What is Wrong with My Phone’s Longest Lens?

The quality of modern phone cameras is really impressive.  I will often have the main camera with a longer lens and use the phone for the wider shots.  Other times, it will be the only camera I have.  Quite often I will shoot multiple images with the longest of the three lenses and then stitch them together when I get home.  This can be quite effective.  However, in playing with some images recently, I was getting very odd results from the shots.  I shoot RAW on the phone, but I understand it isn’t a true RAW file but one that Apple’s software pre-processes to some extent.  This seems to be resulting in some strange image qualities.

The shots will have the resolution that they are supposed to, and the file size is certainly large enough to suggest that is what is happening.  However, the shots look ridiculously smudgy.  Here are a couple of examples that show the problem.  The Allegiant jet I shot at Mesa Gateway is a particularly bad example.  It isn’t even the one shot. All three of them are rough.  I have had some shots with really great quality from this lens on the phone so I have no idea why this should be bad.  The odd thing is that, if I look into the file properties and compare with other shots with this lens, it shows a different focal length.  If anyone has any experience or background on this, please let me know.

Adobe Fixed the Time Zone Issue for Video

In this previous post, I noted that there was a problem with the way in which Lightroom identified the time of video files.  I was having to manually adjust the capture time after importing them.  When I contacted Adobe, they said it was a problem with Canon and vice versa.  Not helpful.  However, I notice that, with a recent update (I won’t say upgrade because some aspects of it seem to have really screwed up Lightroom performance), the video files now come in with the correct time associated.  I only found this out because I was about to adjust them when I realized they were already correct.  One little annoyance has now gone away.  Hurrah!

Zoomify the SFO Departures

I was recently drawn back to something I had experimented with a long time ago but had since forgotten about.

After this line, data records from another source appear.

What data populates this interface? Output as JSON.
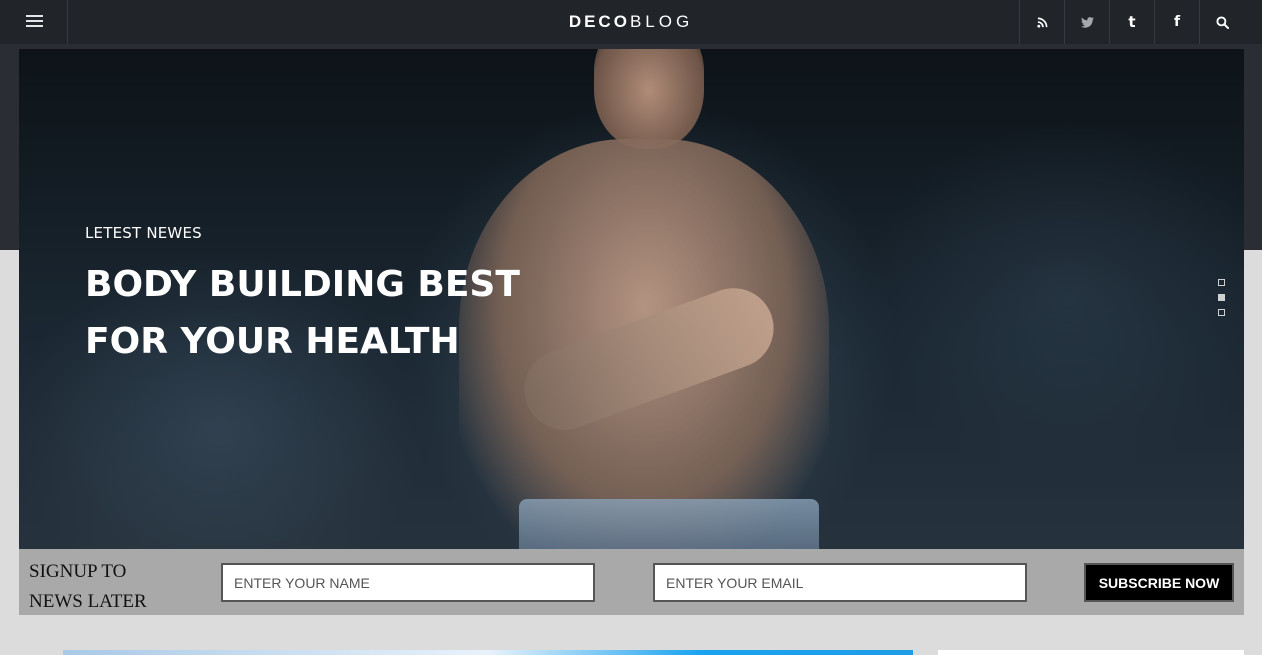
{
  "header": {
    "logo_bold": "DECO",
    "logo_thin": "BLOG",
    "icons": [
      "menu-icon",
      "rss-icon",
      "twitter-icon",
      "tumblr-icon",
      "facebook-icon",
      "search-icon"
    ],
    "tumblr_glyph": "t",
    "facebook_glyph": "f"
  },
  "hero": {
    "kicker": "LETEST NEWES",
    "title_line1": "BODY BUILDING BEST",
    "title_line2": "FOR YOUR HEALTH",
    "slides": 3,
    "active_slide": 2
  },
  "signup": {
    "label_line1": "SIGNUP TO",
    "label_line2": "NEWS LATER",
    "name_placeholder": "ENTER YOUR NAME",
    "email_placeholder": "ENTER YOUR EMAIL",
    "button_label": "SUBSCRIBE NOW"
  },
  "colors": {
    "header_bg": "#212429",
    "band_bg": "#2a2d33",
    "page_bg": "#dcdcdc",
    "signup_bg": "#a9a9a9",
    "button_bg": "#000000"
  }
}
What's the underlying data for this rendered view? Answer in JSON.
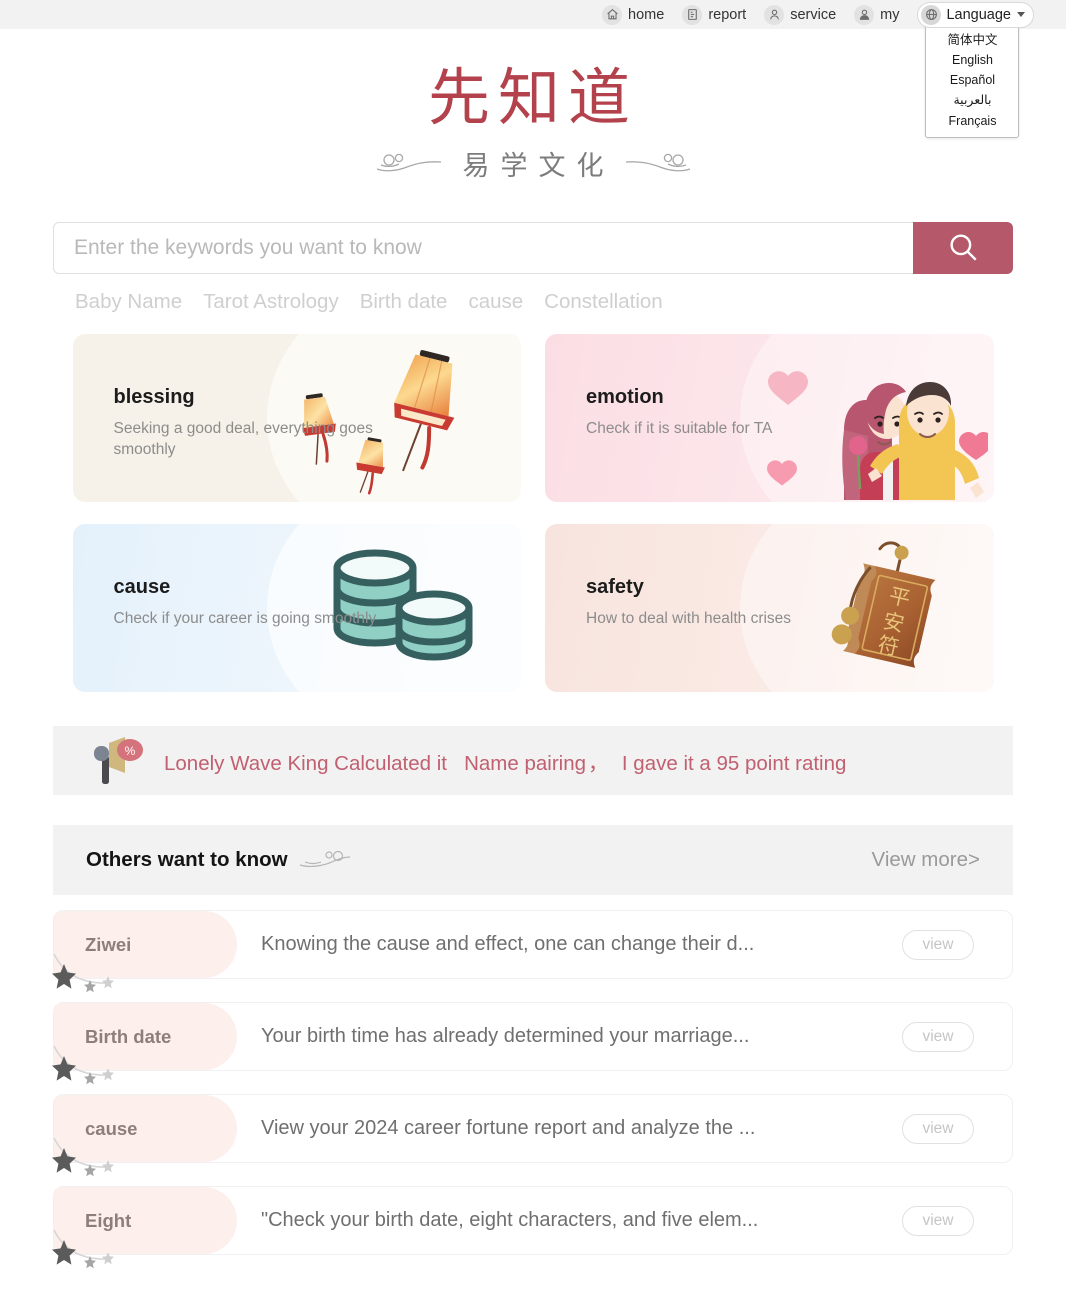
{
  "topnav": {
    "items": [
      {
        "label": "home",
        "icon": "home-icon"
      },
      {
        "label": "report",
        "icon": "report-icon"
      },
      {
        "label": "service",
        "icon": "service-icon"
      },
      {
        "label": "my",
        "icon": "user-icon"
      }
    ],
    "language": {
      "label": "Language",
      "icon": "globe-icon",
      "options": [
        "简体中文",
        "English",
        "Español",
        "بالعربية",
        "Français"
      ]
    }
  },
  "logo": {
    "main": "先知道",
    "sub": "易学文化",
    "main_color": "#b3424c",
    "sub_color": "#7c7c7c"
  },
  "search": {
    "value": "",
    "placeholder": "Enter the keywords you want to know",
    "button_icon": "search-icon",
    "button_color": "#b5596a",
    "tags": [
      "Baby Name",
      "Tarot Astrology",
      "Birth date",
      "cause",
      "Constellation"
    ]
  },
  "cards": [
    {
      "title": "blessing",
      "desc": "Seeking a good deal, everything goes smoothly",
      "art": "sky-lanterns-illustration",
      "bg": "#f7f2e9"
    },
    {
      "title": "emotion",
      "desc": "Check if it is suitable for TA",
      "art": "couple-hug-illustration",
      "bg": "#fbdee4"
    },
    {
      "title": "cause",
      "desc": "Check if your career is going smoothly",
      "art": "coin-stacks-illustration",
      "bg": "#e4f1fb"
    },
    {
      "title": "safety",
      "desc": "How to deal with health crises",
      "art": "peace-amulet-illustration",
      "bg": "#f8e4de"
    }
  ],
  "announcement": {
    "icon": "megaphone-percent-icon",
    "part1": "Lonely Wave King Calculated it",
    "part2": "Name pairing",
    "separator": "，",
    "part3": "I gave it a 95 point rating",
    "color": "#c06070"
  },
  "section": {
    "title": "Others want to know",
    "ornament": "cloud-ornament-icon",
    "view_more": "View more",
    "view_more_chevron": ">"
  },
  "list": {
    "view_label": "view",
    "rows": [
      {
        "tag": "Ziwei",
        "desc": "Knowing the cause and effect, one can change their d..."
      },
      {
        "tag": "Birth date",
        "desc": "Your birth time has already determined your marriage..."
      },
      {
        "tag": "cause",
        "desc": "View your 2024 career fortune report and analyze the ..."
      },
      {
        "tag": "Eight",
        "desc": "\"Check your birth date, eight characters, and five elem..."
      }
    ]
  }
}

I was at SFO when the wind was strong enough to require all departures to operate from the 28s. This resulted in a long line of jets along the taxiway beside the runways as they waited their turn to take off. I shot a very wide panorama shot of them all lined up. It didn’t help that they weren’t bunched too tightly but, even if they had been, the pano that results is very wide and shallow.

There is nothing much you can do with this unless you have a long wall waiting for a mural (which I don’t). However, I still liked the shot. What to do with it? Then I remembered Zoomify. This is an output format embedded within Photoshop that creates a web page that you can zoom in and out of and pan around. It allows someone to explore a large image in more detail if they want to do so. Not quite on the scale of Gigapan images but still a neat tool when you need something slightly different.